T. S. Eliot

For I have known them all already, known them all:

Have known the evenings, mornings, afternoons,

I have measured out my life with coffee spoons;

I know the voices dying with a dying fall

Beneath the music from a farther room.

The punctuation, the pacing, the imagery, it’s all so wonderful. But what gets me here is the sentence, “I have measured out my life with coffee spoons.” That just takes my breath away.

The colon summaries the thoughts to come of what he has known already: “The evenings, mornings, afternoons”—Do you notice the order here?

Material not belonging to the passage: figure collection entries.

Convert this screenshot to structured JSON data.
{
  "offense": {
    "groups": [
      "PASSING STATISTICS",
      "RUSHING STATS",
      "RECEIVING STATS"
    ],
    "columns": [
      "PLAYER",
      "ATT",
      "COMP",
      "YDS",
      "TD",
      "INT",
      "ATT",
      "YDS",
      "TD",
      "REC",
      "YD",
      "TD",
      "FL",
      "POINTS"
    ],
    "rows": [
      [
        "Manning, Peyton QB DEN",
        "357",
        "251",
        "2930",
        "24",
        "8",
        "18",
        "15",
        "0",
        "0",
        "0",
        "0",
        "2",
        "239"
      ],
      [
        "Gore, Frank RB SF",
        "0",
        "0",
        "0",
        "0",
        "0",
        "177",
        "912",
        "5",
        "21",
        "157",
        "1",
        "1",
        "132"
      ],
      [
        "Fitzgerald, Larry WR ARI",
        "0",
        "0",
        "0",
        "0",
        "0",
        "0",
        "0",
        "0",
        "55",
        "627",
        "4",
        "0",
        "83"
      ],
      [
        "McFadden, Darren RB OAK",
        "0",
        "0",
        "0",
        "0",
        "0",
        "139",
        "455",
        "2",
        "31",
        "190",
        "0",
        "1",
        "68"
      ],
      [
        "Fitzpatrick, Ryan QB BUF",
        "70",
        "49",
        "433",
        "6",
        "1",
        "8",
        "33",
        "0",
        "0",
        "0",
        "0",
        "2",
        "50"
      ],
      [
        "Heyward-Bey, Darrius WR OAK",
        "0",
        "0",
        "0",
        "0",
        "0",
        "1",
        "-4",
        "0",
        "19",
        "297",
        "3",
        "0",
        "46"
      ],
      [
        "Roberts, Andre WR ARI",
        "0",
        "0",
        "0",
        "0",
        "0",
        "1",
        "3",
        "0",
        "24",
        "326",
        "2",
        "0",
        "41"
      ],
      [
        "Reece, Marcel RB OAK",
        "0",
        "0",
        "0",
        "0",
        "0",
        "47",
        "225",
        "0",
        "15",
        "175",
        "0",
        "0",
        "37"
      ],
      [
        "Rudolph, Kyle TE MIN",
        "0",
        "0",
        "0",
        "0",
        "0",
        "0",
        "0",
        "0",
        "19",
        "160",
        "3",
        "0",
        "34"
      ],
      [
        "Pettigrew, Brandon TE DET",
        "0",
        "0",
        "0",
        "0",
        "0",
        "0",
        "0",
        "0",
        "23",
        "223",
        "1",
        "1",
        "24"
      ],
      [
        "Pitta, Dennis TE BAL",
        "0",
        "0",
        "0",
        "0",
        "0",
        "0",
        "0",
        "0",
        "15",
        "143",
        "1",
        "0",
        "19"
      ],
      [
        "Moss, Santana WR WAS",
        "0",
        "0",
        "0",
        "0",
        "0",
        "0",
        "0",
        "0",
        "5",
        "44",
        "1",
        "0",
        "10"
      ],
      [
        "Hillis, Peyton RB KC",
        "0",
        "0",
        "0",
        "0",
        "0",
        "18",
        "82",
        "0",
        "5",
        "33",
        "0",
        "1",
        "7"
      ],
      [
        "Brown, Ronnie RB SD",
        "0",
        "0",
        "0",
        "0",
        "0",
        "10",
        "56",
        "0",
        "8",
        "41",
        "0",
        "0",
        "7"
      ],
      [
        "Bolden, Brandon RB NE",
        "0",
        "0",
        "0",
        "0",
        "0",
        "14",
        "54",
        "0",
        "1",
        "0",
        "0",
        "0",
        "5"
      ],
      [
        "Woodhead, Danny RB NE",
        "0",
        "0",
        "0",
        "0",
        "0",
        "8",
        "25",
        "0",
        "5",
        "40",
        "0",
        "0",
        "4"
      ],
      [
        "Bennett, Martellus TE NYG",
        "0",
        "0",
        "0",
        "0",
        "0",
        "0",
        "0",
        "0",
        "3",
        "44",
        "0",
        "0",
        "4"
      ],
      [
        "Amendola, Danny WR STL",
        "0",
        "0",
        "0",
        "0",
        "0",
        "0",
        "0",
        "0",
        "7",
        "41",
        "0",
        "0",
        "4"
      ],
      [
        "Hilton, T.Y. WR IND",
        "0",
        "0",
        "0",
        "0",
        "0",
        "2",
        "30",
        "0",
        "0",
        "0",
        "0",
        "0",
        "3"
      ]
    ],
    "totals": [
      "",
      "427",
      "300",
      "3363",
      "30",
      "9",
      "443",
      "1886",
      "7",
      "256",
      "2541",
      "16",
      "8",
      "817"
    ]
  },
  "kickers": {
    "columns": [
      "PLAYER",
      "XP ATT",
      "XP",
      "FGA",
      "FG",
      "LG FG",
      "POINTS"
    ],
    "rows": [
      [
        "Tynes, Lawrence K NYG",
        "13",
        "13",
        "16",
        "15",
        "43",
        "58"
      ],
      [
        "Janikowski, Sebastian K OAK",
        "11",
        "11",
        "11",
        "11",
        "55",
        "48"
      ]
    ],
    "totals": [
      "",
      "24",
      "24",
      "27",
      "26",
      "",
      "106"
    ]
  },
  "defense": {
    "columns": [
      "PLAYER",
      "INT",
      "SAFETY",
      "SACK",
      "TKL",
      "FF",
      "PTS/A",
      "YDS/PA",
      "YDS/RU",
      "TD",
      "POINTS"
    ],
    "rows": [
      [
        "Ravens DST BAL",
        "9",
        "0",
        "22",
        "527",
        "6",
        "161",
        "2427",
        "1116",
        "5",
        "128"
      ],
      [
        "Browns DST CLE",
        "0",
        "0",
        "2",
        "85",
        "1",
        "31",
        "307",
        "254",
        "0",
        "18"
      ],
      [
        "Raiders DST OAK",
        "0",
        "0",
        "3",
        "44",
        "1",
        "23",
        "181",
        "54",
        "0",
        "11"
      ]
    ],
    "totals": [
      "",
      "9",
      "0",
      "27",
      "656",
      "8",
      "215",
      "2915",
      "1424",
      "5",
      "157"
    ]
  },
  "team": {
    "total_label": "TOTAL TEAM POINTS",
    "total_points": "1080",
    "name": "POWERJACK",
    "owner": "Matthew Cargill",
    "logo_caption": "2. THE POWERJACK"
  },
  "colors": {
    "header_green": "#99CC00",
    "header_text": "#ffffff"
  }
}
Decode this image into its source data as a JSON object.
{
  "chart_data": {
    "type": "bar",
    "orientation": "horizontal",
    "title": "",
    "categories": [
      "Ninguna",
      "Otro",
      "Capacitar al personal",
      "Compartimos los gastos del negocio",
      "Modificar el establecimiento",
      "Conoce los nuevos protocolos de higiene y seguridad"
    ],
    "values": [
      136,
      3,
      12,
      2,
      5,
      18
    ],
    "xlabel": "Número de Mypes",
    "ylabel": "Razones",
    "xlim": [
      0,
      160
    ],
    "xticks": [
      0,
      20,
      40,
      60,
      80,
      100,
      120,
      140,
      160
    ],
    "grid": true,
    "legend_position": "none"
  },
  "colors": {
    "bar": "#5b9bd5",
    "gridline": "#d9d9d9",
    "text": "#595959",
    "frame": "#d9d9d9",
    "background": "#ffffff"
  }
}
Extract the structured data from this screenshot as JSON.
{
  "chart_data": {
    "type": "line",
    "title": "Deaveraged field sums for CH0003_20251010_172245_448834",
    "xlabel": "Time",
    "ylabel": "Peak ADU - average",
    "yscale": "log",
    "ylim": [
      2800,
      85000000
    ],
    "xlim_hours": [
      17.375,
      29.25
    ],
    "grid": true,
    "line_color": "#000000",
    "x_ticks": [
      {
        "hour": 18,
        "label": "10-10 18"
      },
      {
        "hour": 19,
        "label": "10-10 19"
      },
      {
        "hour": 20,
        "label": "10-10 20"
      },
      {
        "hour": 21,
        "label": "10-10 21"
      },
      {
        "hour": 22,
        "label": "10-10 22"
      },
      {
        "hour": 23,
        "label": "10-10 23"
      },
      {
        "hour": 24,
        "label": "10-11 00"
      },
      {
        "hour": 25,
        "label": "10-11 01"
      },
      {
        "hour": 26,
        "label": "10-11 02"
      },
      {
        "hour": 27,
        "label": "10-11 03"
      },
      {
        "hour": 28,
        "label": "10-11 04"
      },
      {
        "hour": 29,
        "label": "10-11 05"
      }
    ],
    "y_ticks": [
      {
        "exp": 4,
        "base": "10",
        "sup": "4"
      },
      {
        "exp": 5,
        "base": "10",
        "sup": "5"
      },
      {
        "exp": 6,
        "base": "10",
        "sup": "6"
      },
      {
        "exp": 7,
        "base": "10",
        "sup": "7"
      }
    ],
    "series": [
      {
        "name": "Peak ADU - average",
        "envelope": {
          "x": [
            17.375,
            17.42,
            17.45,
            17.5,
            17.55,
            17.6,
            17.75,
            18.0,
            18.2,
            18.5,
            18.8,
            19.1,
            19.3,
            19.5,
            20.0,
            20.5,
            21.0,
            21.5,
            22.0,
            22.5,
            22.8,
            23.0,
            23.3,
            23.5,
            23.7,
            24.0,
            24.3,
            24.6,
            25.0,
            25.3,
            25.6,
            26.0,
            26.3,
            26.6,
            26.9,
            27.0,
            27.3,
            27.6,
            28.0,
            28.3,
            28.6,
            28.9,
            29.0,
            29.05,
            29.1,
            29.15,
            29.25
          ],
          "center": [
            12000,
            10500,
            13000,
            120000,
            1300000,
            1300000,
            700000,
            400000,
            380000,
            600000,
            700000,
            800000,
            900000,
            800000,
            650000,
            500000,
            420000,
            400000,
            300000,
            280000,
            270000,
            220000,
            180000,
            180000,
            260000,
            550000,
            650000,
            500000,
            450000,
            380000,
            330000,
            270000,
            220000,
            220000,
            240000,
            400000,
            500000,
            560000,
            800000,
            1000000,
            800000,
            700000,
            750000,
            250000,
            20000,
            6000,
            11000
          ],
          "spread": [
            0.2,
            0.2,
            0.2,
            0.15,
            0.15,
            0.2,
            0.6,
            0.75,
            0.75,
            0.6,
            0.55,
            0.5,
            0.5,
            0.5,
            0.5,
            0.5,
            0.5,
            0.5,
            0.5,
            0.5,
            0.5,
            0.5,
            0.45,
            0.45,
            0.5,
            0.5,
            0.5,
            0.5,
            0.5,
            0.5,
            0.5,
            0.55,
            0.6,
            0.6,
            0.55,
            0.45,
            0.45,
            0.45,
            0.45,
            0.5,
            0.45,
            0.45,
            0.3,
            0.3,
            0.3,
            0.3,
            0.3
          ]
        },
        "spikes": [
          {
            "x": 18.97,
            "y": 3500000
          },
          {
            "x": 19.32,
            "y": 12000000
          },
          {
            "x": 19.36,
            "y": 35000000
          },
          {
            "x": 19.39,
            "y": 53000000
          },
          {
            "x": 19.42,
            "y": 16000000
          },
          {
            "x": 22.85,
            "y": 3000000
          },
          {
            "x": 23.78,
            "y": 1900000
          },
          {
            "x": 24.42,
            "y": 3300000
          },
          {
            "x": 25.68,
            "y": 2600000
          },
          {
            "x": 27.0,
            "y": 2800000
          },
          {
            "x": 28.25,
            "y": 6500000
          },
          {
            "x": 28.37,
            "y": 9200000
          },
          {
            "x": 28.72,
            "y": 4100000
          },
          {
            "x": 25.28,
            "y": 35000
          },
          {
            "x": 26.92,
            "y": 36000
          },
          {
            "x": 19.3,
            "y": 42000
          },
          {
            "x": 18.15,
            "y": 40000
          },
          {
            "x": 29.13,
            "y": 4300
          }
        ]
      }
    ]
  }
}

The semicolon separates the two full clauses, signifying that “I know the voices dying with a dying fall, beneath the music from a farter room is closely related to “I have measured out my life with coffee spoons.”


I wasn’t clear about the last two lines, so I asked Copilot. Here was the reply:

“Those last two lines echo with such quiet devastation. Eliot’s “voices dying with a dying fall / Beneath the music from a farther room” feel like a moment suspended in dust and memory. He borrows that phrase “dying fall” from Shakespeare (Twelfth Night), where it describes music so delicately fading it tugs at the heart—and here, Eliot reshapes it into something lonelier and more estranged.

It’s like he’s saying: I hear life happening elsewhere… voices, beauty, connection—but it’s distant, and I’m not part of it. The music is in a “farther room,” beyond reach, emotionally and physically. That subtle spatial image implies not just separation, but exclusion. The speaker isn’t just observing—he’s on the outside, weighing his life in small, safe routines while something more vibrant whispers just out of view.

It’s an ache you can almost feel between the lines. Especially paired with those ‘coffee spoons’—measuring life not in passionate crescendos, but in quiet, habitual teaspoons of existence.”


https://www.poetryfoundation.org/poetrymagazine/poems/44212/the-love-song-of-j-alfred-prufrock

William Golding

There is nothing spectacular about the punctuation in this sentence. However, the breaks with the commas, those phrases, cut up the thought of the complete sentence almost as an introduction to what was to come that was so sweetly unexpected. And how often do we see “whelming?” Webster’s Unabridged has two meanings for this, and either or both could fit in this case:  “b. to engulf or overcome in the manner of a storm or flood with usually disastrous effect”; “c.to overcome in thought or feeling .”

The sentence fits here because there is so much thought and emotion wrapped up in so little space that, for me, I would class it as artistry. 

They accepted the pleasures of morning, the bright sun, the whelming sea and sweet air, as a time when play was good and life so full that hope was not necessary and therefore forgotten.

Kathleen Alcott

“I had stepped, wittingly and not, into a new image: a distraction in pale green sequins, passing out of the revolving doors of midtown buildings with the last dinosaurs of publishing, old white men who taught me how to order a martini and from whose fiction mine seemed descended as they touched my knees.”

I love sentences that paint a picture and tell a story. Alcott has managed to do both with this sentence. The colon stops the action of the woman stepping almost seemingly from one era into another. The dress is elegant and symbolic of a time period when people did dress to go downtown or anywhere for that matter. The last dinosaurs of publishing brought to mind when writing a book and getting it published was really special. It was a big deal. It meant something that put an author into another league altogether. And the old white men buying drinks and fondling knees certainly is from a time when that sort of thing, along with swats on the backside were normal and ignored for the most part in society.

This one sentence is so rich and full of life that I can’t seem to let it go.